For genomic profiling. I think the authors could mention the paper from Hayward et al Nature 2017 as a genomic classifier for different subtypes of melanoma.

For reference 68, the final model was using TMB and the IFG gamma signature to achieve 89% in the training set and 80% sensitivity in the validation set.

Another important paper for multi-omic melanoma classification would be from Newell F 2022 Cancer cell 

Perhaps the authors could also mention another study for BCC in spatial omics  Yerly L et al 2022 Nature communications. 

Reviewer 3 Report

The manuscript made by Azimi A et al., it is related to a review of several molecular pathways in different types of carcinomas, including melanoma. Despite the manuscript is interesting, it is confused and disorganized. Authors try to explain the function of genomics related to prognosis and diagnosis. However, the authors describe it in a confusing way, intermingling concepts between cutaneous carcinoma, melanoma, and other types of carcinomas. Also, some of citations are not enterally related with the manuscript that authors cited, for example, line 146 to 147, "NRAS mutations...." they describe several molecular related with the diagnosis comparing it with the histopathology diagnosis, when more than one of these molecules are not related with diagnosis in melanomas.
Authors describe Figure 1, but this figure does not have any relationship with the text of the manuscript, authors need to relate the figure with the text in overall this manuscript despite is interesting this is intermingled confused, and subtitles are not related enterally with the text of the manuscript.
This manuscript needs a deeper review and better organization. Authors need to include tables and figures in the text.

Reviewer 4 Report

The authors provide a review of advances in multi-omics techniques in diagnosis of cutaneous carcinomas.
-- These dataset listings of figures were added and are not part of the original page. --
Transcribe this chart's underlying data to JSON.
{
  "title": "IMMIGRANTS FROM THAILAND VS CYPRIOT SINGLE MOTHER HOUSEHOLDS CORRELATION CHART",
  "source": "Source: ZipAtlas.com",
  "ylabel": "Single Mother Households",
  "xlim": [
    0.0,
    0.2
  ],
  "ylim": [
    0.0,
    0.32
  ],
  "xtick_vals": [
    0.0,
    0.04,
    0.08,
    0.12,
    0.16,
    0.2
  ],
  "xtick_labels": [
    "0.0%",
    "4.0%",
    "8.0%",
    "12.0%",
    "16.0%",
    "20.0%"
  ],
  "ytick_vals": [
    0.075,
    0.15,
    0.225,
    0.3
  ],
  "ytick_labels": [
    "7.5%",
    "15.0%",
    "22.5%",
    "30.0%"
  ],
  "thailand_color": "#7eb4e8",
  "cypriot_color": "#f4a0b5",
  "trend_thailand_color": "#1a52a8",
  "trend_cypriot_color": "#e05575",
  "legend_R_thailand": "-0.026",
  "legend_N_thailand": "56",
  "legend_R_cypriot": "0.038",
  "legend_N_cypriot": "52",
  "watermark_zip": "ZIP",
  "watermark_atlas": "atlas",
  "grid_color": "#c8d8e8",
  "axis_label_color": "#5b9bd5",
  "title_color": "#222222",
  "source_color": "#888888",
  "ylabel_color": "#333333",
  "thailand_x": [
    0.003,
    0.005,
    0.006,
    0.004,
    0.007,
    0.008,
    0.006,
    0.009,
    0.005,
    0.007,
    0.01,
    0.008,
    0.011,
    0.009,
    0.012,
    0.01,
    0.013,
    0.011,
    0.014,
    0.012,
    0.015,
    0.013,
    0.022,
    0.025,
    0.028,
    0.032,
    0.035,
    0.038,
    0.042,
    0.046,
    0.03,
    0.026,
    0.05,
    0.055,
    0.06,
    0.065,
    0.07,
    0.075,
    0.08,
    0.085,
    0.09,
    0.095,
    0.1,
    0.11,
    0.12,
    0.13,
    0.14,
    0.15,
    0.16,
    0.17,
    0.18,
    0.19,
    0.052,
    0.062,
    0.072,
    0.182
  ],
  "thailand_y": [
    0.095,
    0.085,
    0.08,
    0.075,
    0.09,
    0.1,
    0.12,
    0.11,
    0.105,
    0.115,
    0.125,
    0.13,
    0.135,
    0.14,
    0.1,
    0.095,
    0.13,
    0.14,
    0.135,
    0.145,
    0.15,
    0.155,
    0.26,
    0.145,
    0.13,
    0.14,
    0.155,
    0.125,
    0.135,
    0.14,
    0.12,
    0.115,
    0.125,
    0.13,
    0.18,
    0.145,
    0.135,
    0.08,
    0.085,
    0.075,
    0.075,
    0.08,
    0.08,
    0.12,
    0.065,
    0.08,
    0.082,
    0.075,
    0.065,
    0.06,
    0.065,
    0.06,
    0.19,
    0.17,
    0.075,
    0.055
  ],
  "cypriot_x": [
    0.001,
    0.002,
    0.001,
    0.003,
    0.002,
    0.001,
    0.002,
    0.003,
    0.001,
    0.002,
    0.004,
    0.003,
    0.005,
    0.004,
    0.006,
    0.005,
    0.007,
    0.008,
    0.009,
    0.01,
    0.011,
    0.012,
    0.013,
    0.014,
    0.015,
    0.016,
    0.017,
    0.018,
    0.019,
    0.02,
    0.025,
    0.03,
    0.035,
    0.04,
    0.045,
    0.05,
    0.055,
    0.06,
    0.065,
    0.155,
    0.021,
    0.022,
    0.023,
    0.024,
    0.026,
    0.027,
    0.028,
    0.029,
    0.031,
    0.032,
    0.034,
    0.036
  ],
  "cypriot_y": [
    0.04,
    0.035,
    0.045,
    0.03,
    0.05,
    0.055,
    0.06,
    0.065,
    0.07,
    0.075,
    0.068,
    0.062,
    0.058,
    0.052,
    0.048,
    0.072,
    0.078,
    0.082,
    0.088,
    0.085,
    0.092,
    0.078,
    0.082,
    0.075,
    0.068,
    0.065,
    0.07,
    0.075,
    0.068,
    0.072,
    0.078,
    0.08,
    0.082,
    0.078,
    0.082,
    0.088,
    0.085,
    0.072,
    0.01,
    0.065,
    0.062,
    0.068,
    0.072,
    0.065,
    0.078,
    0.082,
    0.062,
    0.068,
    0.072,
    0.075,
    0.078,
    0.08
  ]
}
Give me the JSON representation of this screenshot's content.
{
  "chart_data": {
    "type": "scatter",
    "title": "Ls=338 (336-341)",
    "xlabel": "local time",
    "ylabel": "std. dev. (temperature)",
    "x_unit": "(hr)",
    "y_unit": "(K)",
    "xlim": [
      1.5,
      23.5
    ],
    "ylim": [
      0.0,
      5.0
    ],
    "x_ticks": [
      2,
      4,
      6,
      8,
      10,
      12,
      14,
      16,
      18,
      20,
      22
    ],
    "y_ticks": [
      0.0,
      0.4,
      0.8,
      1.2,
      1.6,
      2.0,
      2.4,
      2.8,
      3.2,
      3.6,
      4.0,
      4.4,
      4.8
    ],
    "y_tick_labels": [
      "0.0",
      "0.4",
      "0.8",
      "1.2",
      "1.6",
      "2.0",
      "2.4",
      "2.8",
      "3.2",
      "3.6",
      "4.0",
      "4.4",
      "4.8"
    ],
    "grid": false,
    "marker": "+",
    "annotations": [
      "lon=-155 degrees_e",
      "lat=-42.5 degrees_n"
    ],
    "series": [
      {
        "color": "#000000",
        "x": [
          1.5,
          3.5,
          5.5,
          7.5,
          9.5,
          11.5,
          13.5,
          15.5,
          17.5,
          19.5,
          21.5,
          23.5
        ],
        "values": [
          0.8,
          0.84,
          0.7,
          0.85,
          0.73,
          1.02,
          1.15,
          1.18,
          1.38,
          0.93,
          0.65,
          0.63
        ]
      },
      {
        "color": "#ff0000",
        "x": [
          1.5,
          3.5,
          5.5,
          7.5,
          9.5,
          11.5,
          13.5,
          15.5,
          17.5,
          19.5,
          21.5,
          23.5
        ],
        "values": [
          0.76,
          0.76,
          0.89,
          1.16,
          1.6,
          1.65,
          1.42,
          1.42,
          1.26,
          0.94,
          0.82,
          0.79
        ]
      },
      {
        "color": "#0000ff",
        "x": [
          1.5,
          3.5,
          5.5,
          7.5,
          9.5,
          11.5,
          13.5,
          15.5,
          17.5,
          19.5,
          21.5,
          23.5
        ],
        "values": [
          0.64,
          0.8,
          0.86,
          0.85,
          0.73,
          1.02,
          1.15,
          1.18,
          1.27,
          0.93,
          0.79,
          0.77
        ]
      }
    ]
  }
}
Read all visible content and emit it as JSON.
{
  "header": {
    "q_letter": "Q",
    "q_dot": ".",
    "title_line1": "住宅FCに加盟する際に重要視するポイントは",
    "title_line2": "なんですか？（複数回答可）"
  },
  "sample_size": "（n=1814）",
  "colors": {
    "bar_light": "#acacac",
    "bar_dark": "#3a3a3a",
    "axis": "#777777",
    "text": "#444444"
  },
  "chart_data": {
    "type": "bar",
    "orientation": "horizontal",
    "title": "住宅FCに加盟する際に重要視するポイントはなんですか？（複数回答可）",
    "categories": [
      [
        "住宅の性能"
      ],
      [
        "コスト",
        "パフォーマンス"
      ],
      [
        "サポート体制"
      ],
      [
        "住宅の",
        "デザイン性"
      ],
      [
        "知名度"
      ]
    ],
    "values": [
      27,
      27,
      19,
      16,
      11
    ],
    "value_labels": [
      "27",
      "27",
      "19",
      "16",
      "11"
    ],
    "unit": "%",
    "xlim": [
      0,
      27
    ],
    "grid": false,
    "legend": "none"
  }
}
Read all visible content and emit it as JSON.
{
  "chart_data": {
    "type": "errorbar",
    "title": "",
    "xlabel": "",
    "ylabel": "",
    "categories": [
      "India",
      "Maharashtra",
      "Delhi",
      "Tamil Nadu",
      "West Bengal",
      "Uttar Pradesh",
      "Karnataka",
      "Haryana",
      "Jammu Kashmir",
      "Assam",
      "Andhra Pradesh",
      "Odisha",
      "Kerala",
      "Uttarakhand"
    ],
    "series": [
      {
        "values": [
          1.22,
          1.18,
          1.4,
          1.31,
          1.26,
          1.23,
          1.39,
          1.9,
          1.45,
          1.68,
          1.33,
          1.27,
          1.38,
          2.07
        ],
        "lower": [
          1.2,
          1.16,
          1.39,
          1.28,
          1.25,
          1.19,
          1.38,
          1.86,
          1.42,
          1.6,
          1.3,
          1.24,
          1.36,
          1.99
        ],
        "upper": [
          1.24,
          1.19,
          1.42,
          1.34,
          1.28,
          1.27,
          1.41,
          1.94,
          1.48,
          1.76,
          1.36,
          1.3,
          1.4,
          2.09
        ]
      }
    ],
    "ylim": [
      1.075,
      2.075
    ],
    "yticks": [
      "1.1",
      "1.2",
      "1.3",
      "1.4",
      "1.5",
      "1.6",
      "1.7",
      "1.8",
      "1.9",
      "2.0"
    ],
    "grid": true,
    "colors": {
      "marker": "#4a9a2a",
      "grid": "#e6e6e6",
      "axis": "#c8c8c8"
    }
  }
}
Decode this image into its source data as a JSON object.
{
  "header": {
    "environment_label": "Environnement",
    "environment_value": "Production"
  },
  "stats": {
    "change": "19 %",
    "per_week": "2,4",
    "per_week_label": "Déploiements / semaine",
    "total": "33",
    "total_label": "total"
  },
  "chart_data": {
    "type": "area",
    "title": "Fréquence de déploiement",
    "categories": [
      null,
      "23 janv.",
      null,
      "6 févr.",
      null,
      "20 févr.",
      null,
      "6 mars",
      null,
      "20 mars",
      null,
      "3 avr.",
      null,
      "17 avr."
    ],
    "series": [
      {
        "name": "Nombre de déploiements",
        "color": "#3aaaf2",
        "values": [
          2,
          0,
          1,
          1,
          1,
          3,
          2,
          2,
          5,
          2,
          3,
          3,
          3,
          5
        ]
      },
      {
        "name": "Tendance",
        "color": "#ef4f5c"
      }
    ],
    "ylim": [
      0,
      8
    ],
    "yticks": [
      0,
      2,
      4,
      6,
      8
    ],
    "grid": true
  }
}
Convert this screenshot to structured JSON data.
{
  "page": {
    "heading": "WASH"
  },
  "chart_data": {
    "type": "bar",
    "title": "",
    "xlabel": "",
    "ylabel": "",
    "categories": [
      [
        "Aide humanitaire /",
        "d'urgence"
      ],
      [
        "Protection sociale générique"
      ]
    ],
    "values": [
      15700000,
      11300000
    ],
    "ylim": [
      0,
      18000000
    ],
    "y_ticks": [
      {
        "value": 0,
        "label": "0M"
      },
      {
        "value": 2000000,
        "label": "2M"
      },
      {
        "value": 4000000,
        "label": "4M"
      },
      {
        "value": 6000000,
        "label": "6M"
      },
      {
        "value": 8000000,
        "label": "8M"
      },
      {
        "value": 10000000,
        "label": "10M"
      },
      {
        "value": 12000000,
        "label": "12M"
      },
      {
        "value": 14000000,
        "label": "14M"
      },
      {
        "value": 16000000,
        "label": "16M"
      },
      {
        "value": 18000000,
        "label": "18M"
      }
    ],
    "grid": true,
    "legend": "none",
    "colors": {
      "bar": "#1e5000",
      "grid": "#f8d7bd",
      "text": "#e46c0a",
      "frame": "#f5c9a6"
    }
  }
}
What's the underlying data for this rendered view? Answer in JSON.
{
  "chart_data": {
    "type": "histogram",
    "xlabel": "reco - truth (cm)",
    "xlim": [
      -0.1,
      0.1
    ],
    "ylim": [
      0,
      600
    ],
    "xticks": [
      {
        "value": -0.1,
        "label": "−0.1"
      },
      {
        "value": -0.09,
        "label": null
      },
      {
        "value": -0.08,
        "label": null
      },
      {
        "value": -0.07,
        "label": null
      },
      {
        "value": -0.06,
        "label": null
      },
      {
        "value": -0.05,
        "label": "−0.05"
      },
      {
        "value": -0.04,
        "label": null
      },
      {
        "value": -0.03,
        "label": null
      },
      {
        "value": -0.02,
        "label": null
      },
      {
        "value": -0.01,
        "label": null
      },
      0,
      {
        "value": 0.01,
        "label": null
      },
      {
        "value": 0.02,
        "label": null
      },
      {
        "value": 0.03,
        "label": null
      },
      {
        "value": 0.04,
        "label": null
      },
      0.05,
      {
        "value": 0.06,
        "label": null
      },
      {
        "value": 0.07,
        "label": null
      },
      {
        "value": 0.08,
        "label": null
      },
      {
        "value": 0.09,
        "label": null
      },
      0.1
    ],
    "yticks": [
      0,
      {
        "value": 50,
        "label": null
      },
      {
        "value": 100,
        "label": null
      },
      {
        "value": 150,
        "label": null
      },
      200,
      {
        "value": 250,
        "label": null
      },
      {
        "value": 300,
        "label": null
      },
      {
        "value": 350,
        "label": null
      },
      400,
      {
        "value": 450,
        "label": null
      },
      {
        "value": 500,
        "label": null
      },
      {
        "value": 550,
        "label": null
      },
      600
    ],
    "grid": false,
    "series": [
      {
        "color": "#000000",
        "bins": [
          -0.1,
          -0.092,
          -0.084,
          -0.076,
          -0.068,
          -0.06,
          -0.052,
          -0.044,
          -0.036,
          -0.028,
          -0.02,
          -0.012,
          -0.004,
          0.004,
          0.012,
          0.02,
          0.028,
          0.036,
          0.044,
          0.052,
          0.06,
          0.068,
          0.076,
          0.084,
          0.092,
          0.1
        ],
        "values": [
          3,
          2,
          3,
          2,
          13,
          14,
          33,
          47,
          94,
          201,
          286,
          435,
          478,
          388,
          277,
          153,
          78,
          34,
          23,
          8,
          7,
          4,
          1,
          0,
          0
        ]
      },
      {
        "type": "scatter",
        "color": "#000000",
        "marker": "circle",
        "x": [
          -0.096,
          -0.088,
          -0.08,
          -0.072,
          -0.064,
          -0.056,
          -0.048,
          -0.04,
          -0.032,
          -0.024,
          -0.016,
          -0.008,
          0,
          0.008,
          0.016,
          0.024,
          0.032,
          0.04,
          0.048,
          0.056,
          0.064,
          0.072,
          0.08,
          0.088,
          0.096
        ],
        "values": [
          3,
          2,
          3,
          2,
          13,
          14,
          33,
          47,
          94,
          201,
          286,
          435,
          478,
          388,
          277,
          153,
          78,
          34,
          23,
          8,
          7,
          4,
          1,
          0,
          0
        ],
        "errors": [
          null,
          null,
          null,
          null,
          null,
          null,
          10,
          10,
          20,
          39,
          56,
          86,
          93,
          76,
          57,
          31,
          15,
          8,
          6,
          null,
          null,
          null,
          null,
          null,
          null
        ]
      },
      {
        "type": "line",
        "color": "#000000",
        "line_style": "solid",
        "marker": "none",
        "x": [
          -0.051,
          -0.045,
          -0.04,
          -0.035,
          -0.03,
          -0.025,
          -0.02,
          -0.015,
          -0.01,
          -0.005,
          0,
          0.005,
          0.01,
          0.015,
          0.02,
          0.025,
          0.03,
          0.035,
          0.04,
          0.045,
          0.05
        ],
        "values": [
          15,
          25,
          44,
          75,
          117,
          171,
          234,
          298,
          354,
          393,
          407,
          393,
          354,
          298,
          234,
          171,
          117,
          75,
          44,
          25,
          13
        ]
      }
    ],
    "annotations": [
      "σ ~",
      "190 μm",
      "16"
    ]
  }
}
1. One of the key issues that I have with this review is that authors have attempted combining studies for basal cell (BCC) and cutaneous squamous cell carcinomas (cSCC) and melanomas. These are all skin cancers but in terms of diagnosis and developmental criteria these are quite different. There is no evidence of basal cell carcinomas having been misdiagnosed. In fact one of the key skin cancer that is cutaneous T-cell lymphoma (CTCL) and its various subtypes are often misdiagnosed as dermatitis or psoriasis which the authors failed to include in this comparison. 

2. Due the inclusion of various diverse skin carcinomas the authors are unable to provide key examples where the latest omics techniques improved the diagnosis except in melanoma but at the same time importance of genetic testing in melanoma is well documented. 

3. The authors also fail to provide a key arguments as to how further developments of omics is going to improve the diagnosis of cutaneous carcinomas. 

Its my recommendation that the authors reconsider the aim of this review and maybe focus on fewer cutaneous carcinomas or rearticulate the sections with focus on how certain genomic or transcriptomic sequencing development improved diagnosis and therapy options in each of their selected carcinomas.